April gold gained 50 cents on volume of 152,094 contracts. Open interest increased by 1,596 contracts, which in relation to volume is approximately 50% less than average. Gold made a new low for the move at $1639.50. The gold market continues to trade in a bearish fashion, and the 50 day moving average is below the 150 day average, and within the next week or so, the 50 day moving average will likely cross below the 200 day average. Stand aside.
April platinum gained $21.10 on volume of 11,956 contracts. Open interest increased by only 123 contracts, which is 50% below average. This is the first day, since platinum generated a short and intermediate term buy signal on January 11 that an open interest increase has been this small considering the magnitude of the advance. We are bullish on platinum, but at current levels, we recommend that clients stand aside. In our view, the platinum market needs a classic washout before it is wise to enter the market.
Silver: On February 12, silver generated a short-term sell signal which reverses the short term buy signal generated on January 23.
March silver gained 10.9 cents on volume of 52,590 contracts. Volume was the highest since February 7 when 67,332 contracts were traded and open interest declined by 1,451 contracts while March silver declined by 47.4 cents. On February 12, open interest increased by 1,742 contracts, which in relation to volume is approximately 30% above average. March silver is now on a short and intermediate term sell signal, and clients should stand aside.
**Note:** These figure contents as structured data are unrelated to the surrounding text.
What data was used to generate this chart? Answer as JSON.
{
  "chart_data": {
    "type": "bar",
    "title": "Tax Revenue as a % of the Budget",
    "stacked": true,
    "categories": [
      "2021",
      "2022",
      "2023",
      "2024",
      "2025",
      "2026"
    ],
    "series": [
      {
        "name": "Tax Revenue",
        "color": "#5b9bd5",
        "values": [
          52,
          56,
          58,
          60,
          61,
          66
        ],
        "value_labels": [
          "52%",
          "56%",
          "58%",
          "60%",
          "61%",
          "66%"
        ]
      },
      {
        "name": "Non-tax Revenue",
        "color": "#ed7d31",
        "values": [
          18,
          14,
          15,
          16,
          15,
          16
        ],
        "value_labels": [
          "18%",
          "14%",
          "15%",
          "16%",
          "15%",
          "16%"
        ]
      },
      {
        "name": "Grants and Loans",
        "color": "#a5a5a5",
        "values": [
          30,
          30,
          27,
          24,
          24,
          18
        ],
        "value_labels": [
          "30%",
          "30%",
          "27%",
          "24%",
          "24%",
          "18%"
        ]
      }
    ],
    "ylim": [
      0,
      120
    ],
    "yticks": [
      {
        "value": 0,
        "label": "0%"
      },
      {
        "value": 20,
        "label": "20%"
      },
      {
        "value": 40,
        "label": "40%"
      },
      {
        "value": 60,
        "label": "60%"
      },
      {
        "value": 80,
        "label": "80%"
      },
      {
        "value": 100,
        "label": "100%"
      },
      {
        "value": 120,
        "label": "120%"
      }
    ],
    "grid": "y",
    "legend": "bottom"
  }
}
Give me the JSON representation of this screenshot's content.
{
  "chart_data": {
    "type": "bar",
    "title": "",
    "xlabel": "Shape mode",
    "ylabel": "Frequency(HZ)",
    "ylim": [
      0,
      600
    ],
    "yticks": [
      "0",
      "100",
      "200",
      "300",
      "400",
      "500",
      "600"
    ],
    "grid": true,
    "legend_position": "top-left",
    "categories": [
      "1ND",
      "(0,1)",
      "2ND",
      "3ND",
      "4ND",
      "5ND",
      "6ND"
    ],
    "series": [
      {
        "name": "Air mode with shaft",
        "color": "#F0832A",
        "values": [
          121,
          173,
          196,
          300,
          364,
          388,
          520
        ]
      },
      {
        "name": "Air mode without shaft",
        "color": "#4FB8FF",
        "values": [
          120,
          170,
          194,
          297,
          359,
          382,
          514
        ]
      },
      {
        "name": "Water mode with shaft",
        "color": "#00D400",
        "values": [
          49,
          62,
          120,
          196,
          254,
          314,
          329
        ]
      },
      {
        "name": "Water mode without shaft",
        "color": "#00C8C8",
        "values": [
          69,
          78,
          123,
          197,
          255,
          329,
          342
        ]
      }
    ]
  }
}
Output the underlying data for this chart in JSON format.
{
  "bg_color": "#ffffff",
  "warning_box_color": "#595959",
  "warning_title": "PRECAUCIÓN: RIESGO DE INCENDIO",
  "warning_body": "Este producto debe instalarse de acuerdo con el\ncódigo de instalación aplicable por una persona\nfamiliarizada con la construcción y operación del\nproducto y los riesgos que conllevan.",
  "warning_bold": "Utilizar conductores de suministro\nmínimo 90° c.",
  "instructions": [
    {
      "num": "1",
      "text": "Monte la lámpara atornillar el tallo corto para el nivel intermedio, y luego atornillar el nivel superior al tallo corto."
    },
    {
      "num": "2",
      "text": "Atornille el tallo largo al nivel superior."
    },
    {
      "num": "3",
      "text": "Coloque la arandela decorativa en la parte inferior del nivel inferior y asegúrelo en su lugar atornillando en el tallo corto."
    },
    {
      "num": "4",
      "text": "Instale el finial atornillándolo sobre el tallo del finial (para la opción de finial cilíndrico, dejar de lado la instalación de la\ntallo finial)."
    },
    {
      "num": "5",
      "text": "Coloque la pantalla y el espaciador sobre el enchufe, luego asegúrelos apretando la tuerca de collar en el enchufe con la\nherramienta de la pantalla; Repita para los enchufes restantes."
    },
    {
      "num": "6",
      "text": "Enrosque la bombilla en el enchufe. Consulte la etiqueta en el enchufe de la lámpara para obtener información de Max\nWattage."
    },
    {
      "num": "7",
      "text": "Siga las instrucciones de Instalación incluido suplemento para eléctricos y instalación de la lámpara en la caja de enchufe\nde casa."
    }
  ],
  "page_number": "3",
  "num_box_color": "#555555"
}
The March euro gained 54 points on volume of 292,679 contracts. Volume was the highest since February 7 when 452,064 contracts were traded and the March euro declined by 1.22 cents while open interest declined by 4,615 contracts. On February 12, open interest declined by 3,659 contracts, which in relation to volume is approximately 45% less than average. During the past 5 days, open interest has declined 17,794 contracts while the March euro lost 1.42 cents. This is bullish open interest action relative to the price decline. It is positive that open interest has been declining, and this makes the euro less likely to have a severe decline. More work on the downside would be healthy and a further decline in open interest would be welcome.
S&P 500 E mini:
The S&P 500 E mini gained 3.25 points on light volume of 1,262,160 contracts. Open interest increased by 11,943 contracts, which in relation to volume is approximately 50% less than average. We continue to think there is massive risk on the downside, and a table that measures investor sentiment was released by Bank of America/Merrill Lynch. Sentiment More Bullish Than 99% Of All Prior Readings
The chart shows that sentiment is at stratospheric levels, which in our view makes it dangerous to be long most commodities. Another major problem is that there is a massive divergence between the number of stocks above their 50 day moving averages, which peaked at 2115 on January 22 and declined to 1929 on February 12, versus the advance of the S&P 500 cash index. Since January 22, through February 12, the S&P 500 cash index has advanced 33.45 points, but the number of stocks over their 50 day moving averages has declined by 186 issues or approximately 8.75% in this time frame. This underscores the severe overbought situation that currently exists in the market.